I am currently remodeling my garage into my little dream shop and one thing I am doing this spring that I think will make a huge improvement is adding larger new windows. I am actually planning on putting a whole row of nice large hinge style windows along one wall with a view into my back yard. I will have my work bench in front of the windows so I can have the light and view as I work at the bench.

I hate not having a view outside and lack of natural light. Makes it feel so dark in my shop.


----------



## Finn (May 26, 2010)

Put the dust collector and air compressor outside of your workshop. Wooden floor. Heat with elect. or gas space heater and install a window A/C. .............................. and yes a seperate building.


----------



## dbhost (Jul 20, 2009)

Three items you need to solve the problem…

#1. GPS tracking system like the FBI uses to track terrorism suspects.
#2. 9mm, .45, .357, eh pick your caliber… 
#3. Laws like we have here in Texas!


----------



## Pop (Aug 6, 2007)

1. - God bless Texas gun laws. I wish all states would let you protect your home and property.
2. - I don't quite agree with you on caliber.
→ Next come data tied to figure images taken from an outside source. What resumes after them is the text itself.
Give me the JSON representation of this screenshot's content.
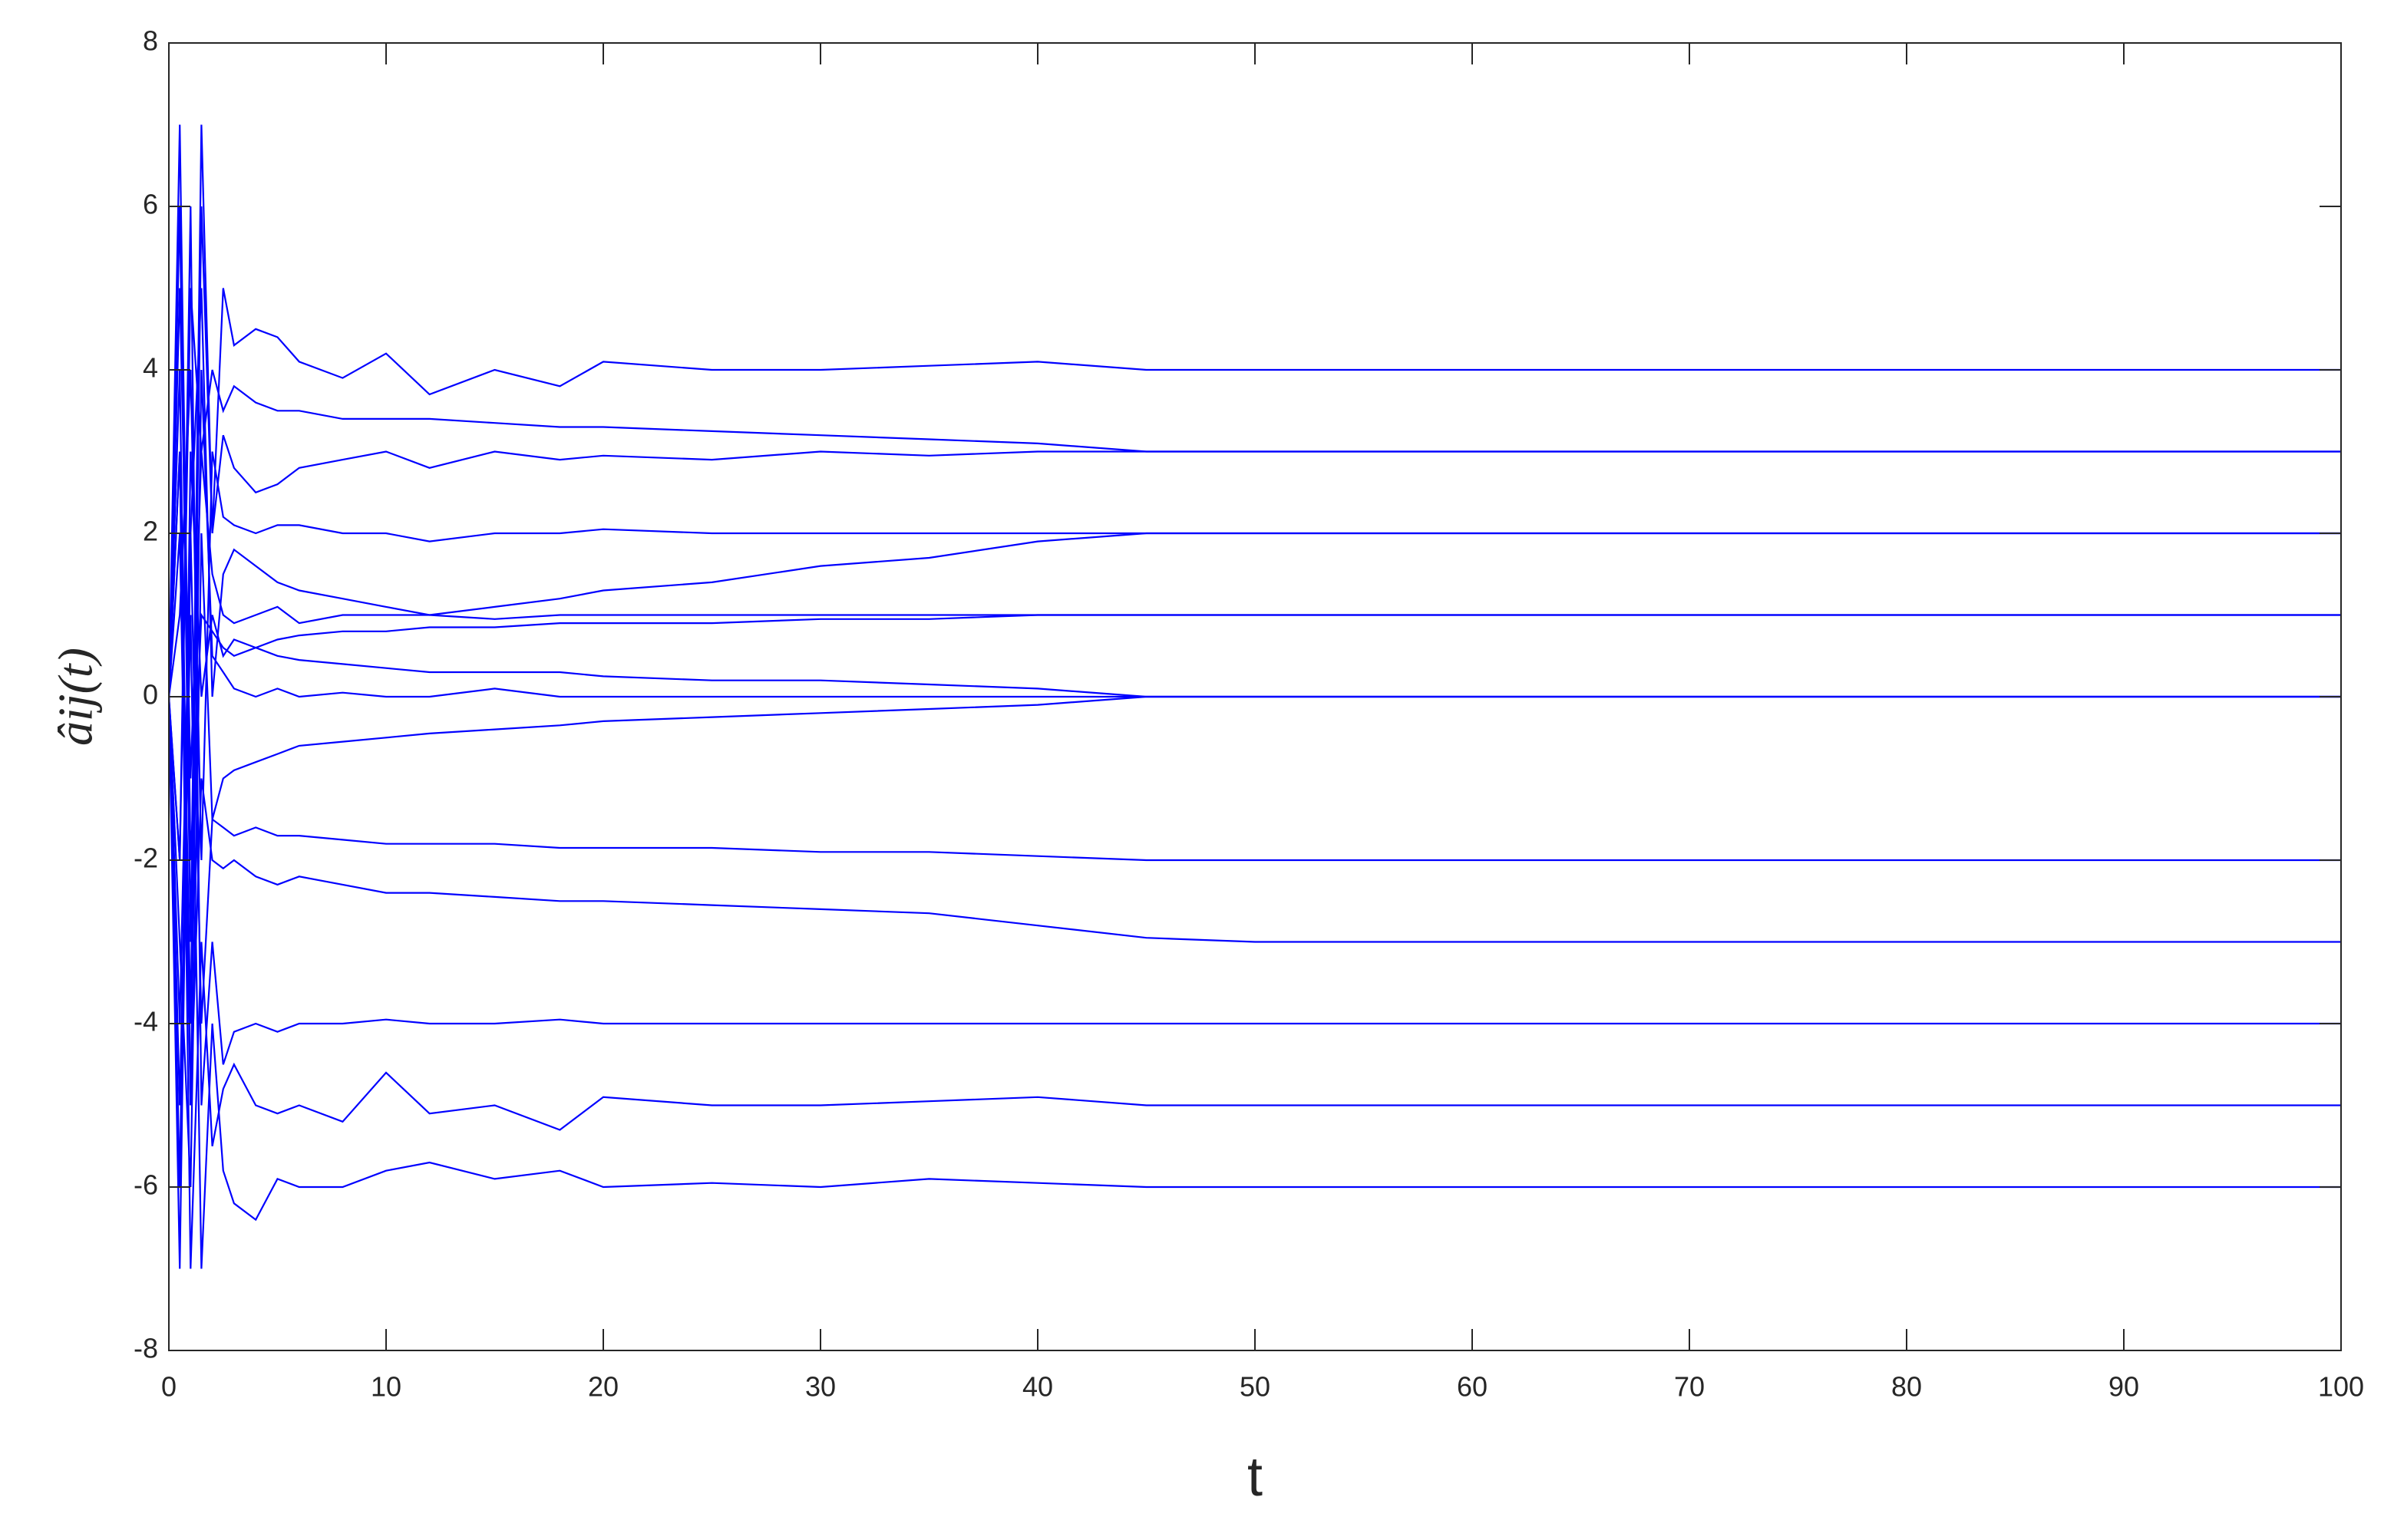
{
  "chart_data": {
    "type": "line",
    "xlabel": "t",
    "ylabel": "âij(t)",
    "xlim": [
      0,
      100
    ],
    "ylim": [
      -8,
      8
    ],
    "xticks": [
      0,
      10,
      20,
      30,
      40,
      50,
      60,
      70,
      80,
      90,
      100
    ],
    "yticks": [
      -8,
      -6,
      -4,
      -2,
      0,
      2,
      4,
      6,
      8
    ],
    "grid": false,
    "x": [
      0,
      0.5,
      1,
      1.5,
      2,
      2.5,
      3,
      4,
      5,
      6,
      8,
      10,
      12,
      15,
      18,
      20,
      25,
      30,
      35,
      40,
      45,
      50,
      60,
      80,
      100
    ],
    "series": [
      {
        "color": "#0000ff",
        "values": [
          0,
          6,
          -3,
          7,
          2,
          5,
          4.3,
          4.5,
          4.4,
          4.1,
          3.9,
          4.2,
          3.7,
          4.0,
          3.8,
          4.1,
          4.0,
          4.0,
          4.05,
          4.1,
          4.0,
          4.0,
          4.0,
          4.0,
          4.0
        ]
      },
      {
        "color": "#0000ff",
        "values": [
          0,
          -2,
          5,
          3,
          4,
          3.5,
          3.8,
          3.6,
          3.5,
          3.5,
          3.4,
          3.4,
          3.4,
          3.35,
          3.3,
          3.3,
          3.25,
          3.2,
          3.15,
          3.1,
          3.0,
          3.0,
          3.0,
          3.0,
          3.0
        ]
      },
      {
        "color": "#0000ff",
        "values": [
          0,
          3,
          -4,
          6,
          2,
          3.2,
          2.8,
          2.5,
          2.6,
          2.8,
          2.9,
          3.0,
          2.8,
          3.0,
          2.9,
          2.95,
          2.9,
          3.0,
          2.95,
          3.0,
          3.0,
          3.0,
          3.0,
          3.0,
          3.0
        ]
      },
      {
        "color": "#0000ff",
        "values": [
          0,
          1,
          4,
          -2,
          3,
          2.2,
          2.1,
          2.0,
          2.1,
          2.1,
          2.0,
          2.0,
          1.9,
          2.0,
          2.0,
          2.05,
          2.0,
          2.0,
          2.0,
          2.0,
          2.0,
          2.0,
          2.0,
          2.0,
          2.0
        ]
      },
      {
        "color": "#0000ff",
        "values": [
          0,
          -4,
          2,
          5,
          0,
          1.5,
          1.8,
          1.6,
          1.4,
          1.3,
          1.2,
          1.1,
          1.0,
          1.1,
          1.2,
          1.3,
          1.4,
          1.6,
          1.7,
          1.9,
          2.0,
          2.0,
          2.0,
          2.0,
          2.0
        ]
      },
      {
        "color": "#0000ff",
        "values": [
          0,
          5,
          -1,
          3,
          1.5,
          1.0,
          0.9,
          1.0,
          1.1,
          0.9,
          1.0,
          1.0,
          1.0,
          0.95,
          1.0,
          1.0,
          1.0,
          1.0,
          1.0,
          1.0,
          1.0,
          1.0,
          1.0,
          1.0,
          1.0
        ]
      },
      {
        "color": "#0000ff",
        "values": [
          0,
          -6,
          3,
          0,
          1,
          0.5,
          0.7,
          0.6,
          0.7,
          0.75,
          0.8,
          0.8,
          0.85,
          0.85,
          0.9,
          0.9,
          0.9,
          0.95,
          0.95,
          1.0,
          1.0,
          1.0,
          1.0,
          1.0,
          1.0
        ]
      },
      {
        "color": "#0000ff",
        "values": [
          0,
          2,
          -5,
          4,
          0.5,
          0.3,
          0.1,
          0.0,
          0.1,
          0.0,
          0.05,
          0.0,
          0.0,
          0.1,
          0.0,
          0.0,
          0.0,
          0.0,
          0.0,
          0.0,
          0.0,
          0.0,
          0.0,
          0.0,
          0.0
        ]
      },
      {
        "color": "#0000ff",
        "values": [
          0,
          7,
          -2,
          1,
          0.8,
          0.6,
          0.5,
          0.6,
          0.5,
          0.45,
          0.4,
          0.35,
          0.3,
          0.3,
          0.3,
          0.25,
          0.2,
          0.2,
          0.15,
          0.1,
          0.0,
          0.0,
          0.0,
          0.0,
          0.0
        ]
      },
      {
        "color": "#0000ff",
        "values": [
          0,
          -3,
          -6,
          2,
          -1.5,
          -1.0,
          -0.9,
          -0.8,
          -0.7,
          -0.6,
          -0.55,
          -0.5,
          -0.45,
          -0.4,
          -0.35,
          -0.3,
          -0.25,
          -0.2,
          -0.15,
          -0.1,
          0.0,
          0.0,
          0.0,
          0.0,
          0.0
        ]
      },
      {
        "color": "#0000ff",
        "values": [
          0,
          -7,
          2,
          -4,
          -1.5,
          -1.6,
          -1.7,
          -1.6,
          -1.7,
          -1.7,
          -1.75,
          -1.8,
          -1.8,
          -1.8,
          -1.85,
          -1.85,
          -1.85,
          -1.9,
          -1.9,
          -1.95,
          -2.0,
          -2.0,
          -2.0,
          -2.0,
          -2.0
        ]
      },
      {
        "color": "#0000ff",
        "values": [
          0,
          4,
          -5,
          -1,
          -2.0,
          -2.1,
          -2.0,
          -2.2,
          -2.3,
          -2.2,
          -2.3,
          -2.4,
          -2.4,
          -2.45,
          -2.5,
          -2.5,
          -2.55,
          -2.6,
          -2.65,
          -2.8,
          -2.95,
          -3.0,
          -3.0,
          -3.0,
          -3.0
        ]
      },
      {
        "color": "#0000ff",
        "values": [
          0,
          -2,
          6,
          -5,
          -3,
          -4.5,
          -4.1,
          -4.0,
          -4.1,
          -4.0,
          -4.0,
          -3.95,
          -4.0,
          -4.0,
          -3.95,
          -4.0,
          -4.0,
          -4.0,
          -4.0,
          -4.0,
          -4.0,
          -4.0,
          -4.0,
          -4.0,
          -4.0
        ]
      },
      {
        "color": "#0000ff",
        "values": [
          0,
          3,
          -7,
          -3,
          -5.5,
          -4.8,
          -4.5,
          -5.0,
          -5.1,
          -5.0,
          -5.2,
          -4.6,
          -5.1,
          -5.0,
          -5.3,
          -4.9,
          -5.0,
          -5.0,
          -4.95,
          -4.9,
          -5.0,
          -5.0,
          -5.0,
          -5.0,
          -5.0
        ]
      },
      {
        "color": "#0000ff",
        "values": [
          0,
          -5,
          1,
          -7,
          -4,
          -5.8,
          -6.2,
          -6.4,
          -5.9,
          -6.0,
          -6.0,
          -5.8,
          -5.7,
          -5.9,
          -5.8,
          -6.0,
          -5.95,
          -6.0,
          -5.9,
          -5.95,
          -6.0,
          -6.0,
          -6.0,
          -6.0,
          -6.0
        ]
      }
    ]
  }
}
I prefer 12 or 20 gauge with "00" buck. 
3. - dbhost, what are you talking about on the GPS tracking gadgets? How much are they, and were do you get them?

Pop


----------



## 8iowa (Feb 7, 2008)

Perhaps shop security is a topic important enough to justify a new thread, so that more LJ's will be informed.


----------



## jusfine (May 22, 2010)

I think we all have something that we think might work better, but dbhost, when I read your list, I started to feel good about my shop again. It is built in the loft of our 44' x 84' gambrel roofed barn, and I lowered the ceilings to 12' to keep in the heat (supplied by 30' radiant heater).
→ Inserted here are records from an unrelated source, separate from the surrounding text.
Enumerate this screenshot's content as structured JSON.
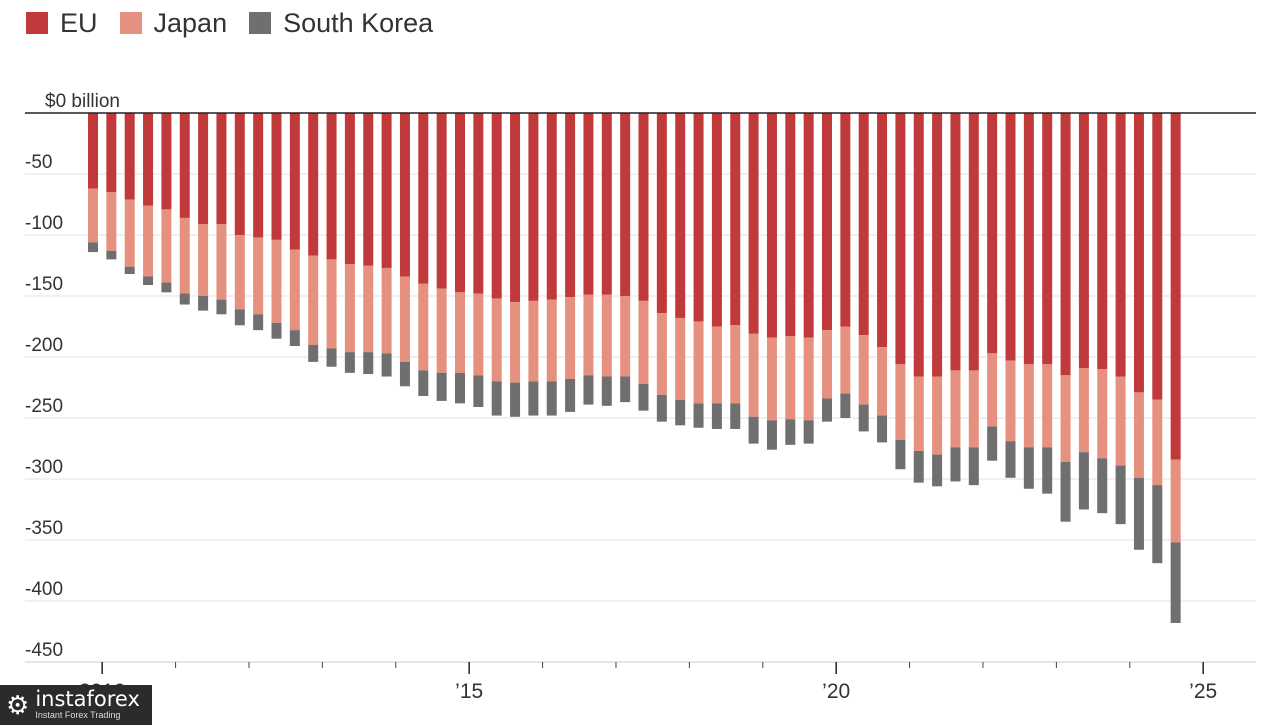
{
  "legend": [
    {
      "label": "EU",
      "color": "#c0393b"
    },
    {
      "label": "Japan",
      "color": "#e6917f"
    },
    {
      "label": "South Korea",
      "color": "#6f6f6f"
    }
  ],
  "watermark": {
    "brand": "instaforex",
    "tagline": "Instant Forex Trading",
    "icon": "gear-person-icon"
  },
  "chart_data": {
    "type": "bar",
    "stacked": true,
    "title": "",
    "xlabel": "",
    "ylabel": "",
    "ylim": [
      -450,
      0
    ],
    "grid": true,
    "legend_position": "top-left",
    "y_ticks": [
      {
        "value": 0,
        "label": "$0 billion"
      },
      {
        "value": -50,
        "label": "-50"
      },
      {
        "value": -100,
        "label": "-100"
      },
      {
        "value": -150,
        "label": "-150"
      },
      {
        "value": -200,
        "label": "-200"
      },
      {
        "value": -250,
        "label": "-250"
      },
      {
        "value": -300,
        "label": "-300"
      },
      {
        "value": -350,
        "label": "-350"
      },
      {
        "value": -400,
        "label": "-400"
      },
      {
        "value": -450,
        "label": "-450"
      }
    ],
    "x_major_labels": [
      {
        "index": 1,
        "label": "2010"
      },
      {
        "index": 21,
        "label": "’15"
      },
      {
        "index": 41,
        "label": "’20"
      },
      {
        "index": 61,
        "label": "’25"
      }
    ],
    "x_minor_tick_indices": [
      5,
      9,
      13,
      17,
      25,
      29,
      33,
      37,
      45,
      49,
      53,
      57
    ],
    "x_domain": [
      0,
      62
    ],
    "series": [
      {
        "name": "EU",
        "color": "#c0393b",
        "values": [
          -62,
          -65,
          -71,
          -76,
          -79,
          -86,
          -91,
          -91,
          -100,
          -102,
          -104,
          -112,
          -117,
          -120,
          -124,
          -125,
          -127,
          -134,
          -140,
          -144,
          -147,
          -148,
          -152,
          -155,
          -154,
          -153,
          -151,
          -149,
          -149,
          -150,
          -154,
          -164,
          -168,
          -171,
          -175,
          -174,
          -181,
          -184,
          -183,
          -184,
          -178,
          -175,
          -182,
          -192,
          -206,
          -216,
          -216,
          -211,
          -211,
          -197,
          -203,
          -206,
          -206,
          -215,
          -209,
          -210,
          -216,
          -229,
          -235,
          -284
        ]
      },
      {
        "name": "Japan",
        "color": "#e6917f",
        "values": [
          -44,
          -48,
          -55,
          -58,
          -60,
          -62,
          -59,
          -62,
          -61,
          -63,
          -68,
          -66,
          -73,
          -73,
          -72,
          -71,
          -70,
          -70,
          -71,
          -69,
          -66,
          -67,
          -68,
          -66,
          -66,
          -67,
          -67,
          -66,
          -67,
          -66,
          -68,
          -67,
          -67,
          -67,
          -63,
          -64,
          -68,
          -68,
          -68,
          -68,
          -56,
          -55,
          -57,
          -56,
          -62,
          -61,
          -64,
          -63,
          -63,
          -60,
          -66,
          -68,
          -68,
          -71,
          -69,
          -73,
          -73,
          -70,
          -70,
          -68
        ]
      },
      {
        "name": "South Korea",
        "color": "#6f6f6f",
        "values": [
          -8,
          -7,
          -6,
          -7,
          -8,
          -9,
          -12,
          -12,
          -13,
          -13,
          -13,
          -13,
          -14,
          -15,
          -17,
          -18,
          -19,
          -20,
          -21,
          -23,
          -25,
          -26,
          -28,
          -28,
          -28,
          -28,
          -27,
          -24,
          -24,
          -21,
          -22,
          -22,
          -21,
          -20,
          -21,
          -21,
          -22,
          -24,
          -21,
          -19,
          -19,
          -20,
          -22,
          -22,
          -24,
          -26,
          -26,
          -28,
          -31,
          -28,
          -30,
          -34,
          -38,
          -49,
          -47,
          -45,
          -48,
          -59,
          -64,
          -66
        ]
      }
    ]
  }
}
My dust collection is under the shop floor and the cyclone is on the main level of the barn, so I have less noise with it running than a jigsaw…
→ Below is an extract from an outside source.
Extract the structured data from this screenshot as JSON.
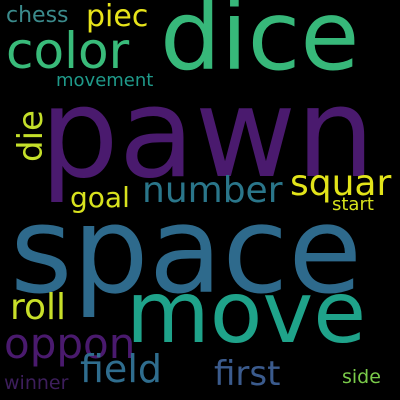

I don't really have anything to do over or add except a seperate finishing room as was mentioned would be nice…


----------



## Madtapper (Mar 4, 2011)

Thank you all for the great advice! DB, I want to work in your dream shop! I am definitely going to take advantage of everyone's advice. I must say, in thinking about heating, flooring, electrical, and dust collection, I did forget about security. Thanks for putting that on my radar Jonathan.


----------